In this sense, OT Christology is not only a study of prophecies and types regarding the coming Christ, but rather a study of the real presence of the Son in the events and lives of God’s OT saints. The following excerpt from Gieschen’s essay aptly summarizes the thrust of his research:
A legitimate question arises: if one cannot see YHWH and live, and yet people are seeing YHWH and not dying, then who is this visible image of YHWH that is being seen? The Old Testament texts provide some assistance to our understanding of this phenomenon by often using a distinct title for the form of YHWH that people see: they often see him who is labeled variously as the Angel of YHWH, the Name of YHWH, the Glory of YHWH, or the Word of YHWH. There is some distinction between this visible form of YHWH and YHWH’s unveiled presence, even though this form of YHWH is certainly not separate from YHWH. Although some interpreters are quite willing to understand the figure “the Angel of YHWH” as the pre-incarnate Son, most concept-oriented Western thinkers understand Name, Glory, and Word as abstract, non-personal attributes of God rather than as visible and personal realities. Careful study of these theophanies leads to the conclusion that it is best to understand each as a hypostasis of YHWH, namely an aspect of YHWH that is depicted with indpendent personhood.

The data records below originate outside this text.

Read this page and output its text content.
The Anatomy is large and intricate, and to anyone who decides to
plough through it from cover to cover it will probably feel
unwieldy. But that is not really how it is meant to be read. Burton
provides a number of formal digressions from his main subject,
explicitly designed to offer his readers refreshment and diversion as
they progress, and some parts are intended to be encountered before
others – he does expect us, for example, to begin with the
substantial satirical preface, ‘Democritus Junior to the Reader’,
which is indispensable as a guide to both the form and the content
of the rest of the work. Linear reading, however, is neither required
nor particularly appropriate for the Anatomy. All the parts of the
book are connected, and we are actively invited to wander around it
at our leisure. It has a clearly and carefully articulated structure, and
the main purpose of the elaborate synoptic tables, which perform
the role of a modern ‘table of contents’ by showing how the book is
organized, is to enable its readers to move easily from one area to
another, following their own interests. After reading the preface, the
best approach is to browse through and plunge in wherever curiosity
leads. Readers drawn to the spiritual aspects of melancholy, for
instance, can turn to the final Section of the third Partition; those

These theophanic traditions testify to both the immanence and transcendance of YHWH as well as the complexity of the oneness of the God of Israel.
Gieschen’s thesis is supported not only by ample Biblical evidence, but also by other Biblical interpreters such as Justin Martyr and Martin Luther, who was not ashamed to say that the God who says in the First Commandment, “I, the Lord, am your God” is none other than Jesus of Nazareth. I’m convinced. What say you?